Mathlib 4 is expanding explosively

By the time of 2025/09/16, Mathlib 4 has⁴

⁴ Statistics fetched from Mathlib statistics

Lines of code	Definitions	Theorems	Contributors
1950000	115438	232204	653

undergraduate may contribute: some low-hanging fruits

How to formalize

The goal

The goal, at the end of this course, is

to get used to think formally
to migrate from set theory to dependent type theory
to practice basic skills to translate statements and proofs into Lean 4
to know how to find existing theorems, how the community works
to acquire enough common senses to read the bibles (MiL, TPiL, Mathlib 4 Doc, etc.) by yourself for future formalization projects
(optimistically) to set up a Lean 4 formalization club at BIT!

How will we learn

As mathematicians, we learn Lean 4 to formalizing mathematics. We learn by practice.

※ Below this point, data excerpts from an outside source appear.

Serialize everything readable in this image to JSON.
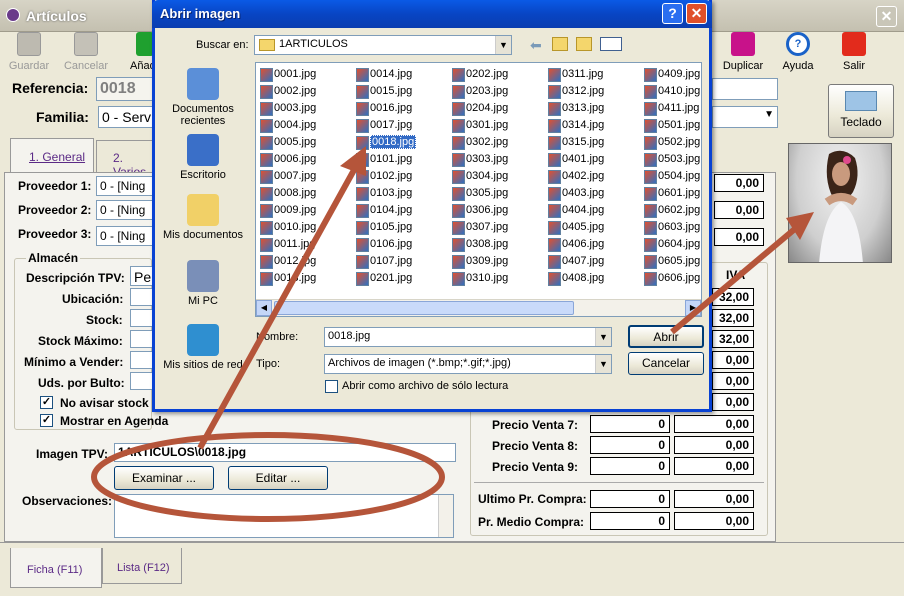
{
  "main_window": {
    "title": "Artículos",
    "close": "✕"
  },
  "toolbar": {
    "guardar": "Guardar",
    "cancelar": "Cancelar",
    "anadir": "Añad",
    "duplicar": "Duplicar",
    "ayuda": "Ayuda",
    "salir": "Salir"
  },
  "header": {
    "referencia_label": "Referencia:",
    "referencia_value": "0018",
    "familia_label": "Familia:",
    "familia_value": "0 - Serv",
    "teclado": "Teclado"
  },
  "tabs": {
    "general": "1. General",
    "varios": "2. Varios"
  },
  "proveedores": {
    "p1_label": "Proveedor 1:",
    "p1_value": "0 - [Ning",
    "p2_label": "Proveedor 2:",
    "p2_value": "0 - [Ning",
    "p3_label": "Proveedor 3:",
    "p3_value": "0 - [Ning",
    "v1": "0,00",
    "v2": "0,00",
    "v3": "0,00"
  },
  "almacen": {
    "group_label": "Almacén",
    "descripcion_label": "Descripción TPV:",
    "descripcion_value": "Pe",
    "ubicacion_label": "Ubicación:",
    "stock_label": "Stock:",
    "stock_max_label": "Stock Máximo:",
    "minimo_label": "Mínimo a Vender:",
    "uds_label": "Uds. por Bulto:",
    "no_avisar": "No avisar stock",
    "mostrar_agenda": "Mostrar en Agenda"
  },
  "imagen": {
    "label": "Imagen TPV:",
    "value": "1ARTICULOS\\0018.jpg",
    "examinar": "Examinar ...",
    "editar": "Editar ..."
  },
  "observaciones_label": "Observaciones:",
  "precios": {
    "iva_header": "IVA",
    "iva_values": [
      "32,00",
      "32,00",
      "32,00",
      "0,00",
      "0,00",
      "0,00"
    ],
    "rows": [
      {
        "label": "Precio Venta 7:",
        "a": "0",
        "b": "0,00"
      },
      {
        "label": "Precio Venta 8:",
        "a": "0",
        "b": "0,00"
      },
      {
        "label": "Precio Venta 9:",
        "a": "0",
        "b": "0,00"
      }
    ],
    "ultimo_label": "Ultimo Pr. Compra:",
    "ultimo_a": "0",
    "ultimo_b": "0,00",
    "medio_label": "Pr. Medio Compra:",
    "medio_a": "0",
    "medio_b": "0,00"
  },
  "bottom_tabs": {
    "ficha": "Ficha (F11)",
    "lista": "Lista (F12)"
  },
  "dialog": {
    "title": "Abrir imagen",
    "help": "?",
    "close": "✕",
    "buscar_label": "Buscar en:",
    "buscar_value": "1ARTICULOS",
    "places": [
      {
        "label": "Documentos recientes",
        "icon": "recent-documents-icon"
      },
      {
        "label": "Escritorio",
        "icon": "desktop-icon"
      },
      {
        "label": "Mis documentos",
        "icon": "my-documents-icon"
      },
      {
        "label": "Mi PC",
        "icon": "my-computer-icon"
      },
      {
        "label": "Mis sitios de red",
        "icon": "network-places-icon"
      }
    ],
    "columns": [
      [
        "0001.jpg",
        "0002.jpg",
        "0003.jpg",
        "0004.jpg",
        "0005.jpg",
        "0006.jpg",
        "0007.jpg",
        "0008.jpg",
        "0009.jpg",
        "0010.jpg",
        "0011.jpg",
        "0012.jpg",
        "0013.jpg"
      ],
      [
        "0014.jpg",
        "0015.jpg",
        "0016.jpg",
        "0017.jpg",
        "0018.jpg",
        "0101.jpg",
        "0102.jpg",
        "0103.jpg",
        "0104.jpg",
        "0105.jpg",
        "0106.jpg",
        "0107.jpg",
        "0201.jpg"
      ],
      [
        "0202.jpg",
        "0203.jpg",
        "0204.jpg",
        "0301.jpg",
        "0302.jpg",
        "0303.jpg",
        "0304.jpg",
        "0305.jpg",
        "0306.jpg",
        "0307.jpg",
        "0308.jpg",
        "0309.jpg",
        "0310.jpg"
      ],
      [
        "0311.jpg",
        "0312.jpg",
        "0313.jpg",
        "0314.jpg",
        "0315.jpg",
        "0401.jpg",
        "0402.jpg",
        "0403.jpg",
        "0404.jpg",
        "0405.jpg",
        "0406.jpg",
        "0407.jpg",
        "0408.jpg"
      ],
      [
        "0409.jpg",
        "0410.jpg",
        "0411.jpg",
        "0501.jpg",
        "0502.jpg",
        "0503.jpg",
        "0504.jpg",
        "0601.jpg",
        "0602.jpg",
        "0603.jpg",
        "0604.jpg",
        "0605.jpg",
        "0606.jpg"
      ]
    ],
    "selected_file": "0018.jpg",
    "nombre_label": "Nombre:",
    "nombre_value": "0018.jpg",
    "tipo_label": "Tipo:",
    "tipo_value": "Archivos de imagen (*.bmp;*.gif;*.jpg)",
    "readonly_label": "Abrir como archivo de sólo lectura",
    "abrir": "Abrir",
    "cancelar": "Cancelar"
  },
  "colors": {
    "dialog_title": "#0a4fd8",
    "selection": "#316ac5",
    "annotation_arrow": "#b5553a",
    "tab_text": "#5b2a86"
  }
}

Dozens of Lean files packed with well-organized examples and exercises suffice to get you started, suitable for both guided study and self study. Most lectures will be given in this style.
This style of teaching is inspired by Kevin Buzzard’s 2024 course on formalising mathematics in the Lean theorem prover and many other courses.

What we won’t cover

Due to the limited time, my personal inability and the design of this course, we might not be able to cover:

a deep discussion into dependent type theory or Lean as a programming language itself
- Read TPiL for a Lean 4 tutorial that emphasizes on the dependent type theory.
- Read FPiL for a Lean 4 tutorial that focuses more on functional programming (monads, etc.)
- Refer to Lean Language Manual for precise specifications.
systematic exposition of how a particular branch of mathematics is formalized in Mathlib 4
- Read MiL for this purpose.
how to organize a massive formalization project from scratch, i.e. project management
- somewhat subtle, might can only be learned by reading Mathlib codes and practical experience

Disclaimer

Formalization is tedious in its nature, Lean is no exception
Type conversions can be an extra burden (exclusive for type-theory-based systems)
Knowledge needs to be re-learned before being referenced
Different people may formalize the same thing in different ways

If these do not scare you away…

Welcome aboard. Have fun formalizing mathematics!